Unnötige Härte gegenüber den Mitarbeiterinnen und Mitarbeiter
Die SRG mutet es ihren durch äusserst unregelmässige Arbeitszeiten hart geforderten Mitarbeitenden zu, künftig massiv länger zur Arbeit fahren zu müssen und dabei noch weniger verdienen zu können. Diese Haltung ist in der langen Geschichte der SRG ohne Beispiel. In keinem der bisherigen Sozialpläne finden sich solche Zumutbarkeitsbestimmungen. Sie sind auch unnötig.
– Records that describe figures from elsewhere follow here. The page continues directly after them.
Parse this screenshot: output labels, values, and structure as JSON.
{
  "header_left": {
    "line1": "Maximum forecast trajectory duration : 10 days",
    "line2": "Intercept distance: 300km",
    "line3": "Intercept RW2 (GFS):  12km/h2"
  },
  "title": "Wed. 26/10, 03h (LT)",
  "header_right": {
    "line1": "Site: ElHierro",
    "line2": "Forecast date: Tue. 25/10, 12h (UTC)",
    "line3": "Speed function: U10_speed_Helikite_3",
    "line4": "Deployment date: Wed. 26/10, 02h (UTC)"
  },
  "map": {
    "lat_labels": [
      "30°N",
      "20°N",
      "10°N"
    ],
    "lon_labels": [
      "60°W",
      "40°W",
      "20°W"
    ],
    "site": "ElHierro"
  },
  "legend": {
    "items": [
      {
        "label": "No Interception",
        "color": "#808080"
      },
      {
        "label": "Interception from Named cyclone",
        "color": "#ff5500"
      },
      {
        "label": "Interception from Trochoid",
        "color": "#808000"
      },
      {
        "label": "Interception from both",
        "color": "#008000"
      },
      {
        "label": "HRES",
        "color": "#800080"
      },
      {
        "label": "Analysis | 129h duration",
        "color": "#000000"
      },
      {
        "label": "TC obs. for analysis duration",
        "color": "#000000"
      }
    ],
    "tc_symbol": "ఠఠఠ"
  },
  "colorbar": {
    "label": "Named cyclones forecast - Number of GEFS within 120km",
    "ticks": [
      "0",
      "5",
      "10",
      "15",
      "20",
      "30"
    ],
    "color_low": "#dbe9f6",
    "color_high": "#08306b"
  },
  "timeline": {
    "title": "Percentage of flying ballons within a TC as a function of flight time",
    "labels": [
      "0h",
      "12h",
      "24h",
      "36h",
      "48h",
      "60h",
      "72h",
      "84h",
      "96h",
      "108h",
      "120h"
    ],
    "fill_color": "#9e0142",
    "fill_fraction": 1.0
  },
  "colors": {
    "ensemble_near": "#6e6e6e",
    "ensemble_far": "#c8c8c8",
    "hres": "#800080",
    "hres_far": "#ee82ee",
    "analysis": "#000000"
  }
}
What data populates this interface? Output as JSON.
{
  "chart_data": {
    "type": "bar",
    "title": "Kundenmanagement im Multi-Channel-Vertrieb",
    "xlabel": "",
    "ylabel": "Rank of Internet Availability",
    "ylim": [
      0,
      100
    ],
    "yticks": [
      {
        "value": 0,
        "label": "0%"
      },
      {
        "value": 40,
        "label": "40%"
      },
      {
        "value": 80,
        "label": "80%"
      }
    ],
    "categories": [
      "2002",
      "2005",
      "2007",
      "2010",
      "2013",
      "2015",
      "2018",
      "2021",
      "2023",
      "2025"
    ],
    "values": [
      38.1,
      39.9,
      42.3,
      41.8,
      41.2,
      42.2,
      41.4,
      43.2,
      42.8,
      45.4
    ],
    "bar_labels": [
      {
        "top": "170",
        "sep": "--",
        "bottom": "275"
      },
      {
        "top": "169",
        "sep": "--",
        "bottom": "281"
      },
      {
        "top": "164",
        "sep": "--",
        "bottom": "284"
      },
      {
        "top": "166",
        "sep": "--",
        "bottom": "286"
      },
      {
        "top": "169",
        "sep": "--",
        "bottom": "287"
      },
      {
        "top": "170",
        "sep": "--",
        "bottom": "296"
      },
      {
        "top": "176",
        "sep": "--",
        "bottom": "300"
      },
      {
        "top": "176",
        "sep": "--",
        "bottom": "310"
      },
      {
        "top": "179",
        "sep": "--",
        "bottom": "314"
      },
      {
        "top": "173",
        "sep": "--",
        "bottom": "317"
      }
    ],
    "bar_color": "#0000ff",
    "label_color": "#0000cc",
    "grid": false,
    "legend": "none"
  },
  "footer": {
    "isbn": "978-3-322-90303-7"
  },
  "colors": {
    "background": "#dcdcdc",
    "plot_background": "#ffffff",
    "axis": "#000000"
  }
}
In der aktuellen Wirtschaftslage und bei der Vielzahl von Berufen, welche praktisch nur bei der SRG ausgeübt werden können, wird sich jeder Mitarbeiter und jede Mitarbeiterin sehr genau überlegen, ob er/sie eine Änderungskündigung ablehnt.
Das SSM lanciert eine Petition - solidarisiert Euch und unterschreibt das Begehren!
Wer demnach eine Verschlechterung des Arbeitsvertrages ablehnt, wird seine guten Gründe haben. Dass er/sie deswegen bestraft wird, indem die SRG ihm/ihr die Leistungen aus dem Sozialplan verweigert, ist unfair. Das SSM lanciert deshalb in den nächsten Tagen eine Petition. Sie verlangt, dass die SRG die Bestimmungen über die Zumutbarkeit fallen lässt.
Wir bitten alle Mitarbeiterinnen und Mitarbeiter - gewerkschaftlich organisiert oder nicht - diese Petition zu unterschreiben. Denn nur ein starkes Signal aus Euren Kreisen kann die SRG zu einem Meinungsumschwung bewegen. Die Unterschriftensammlung ist abgeschlossen und war erfolgreich, am 2. Februar werden die über 2000 Unterschriften der SRG übergeben.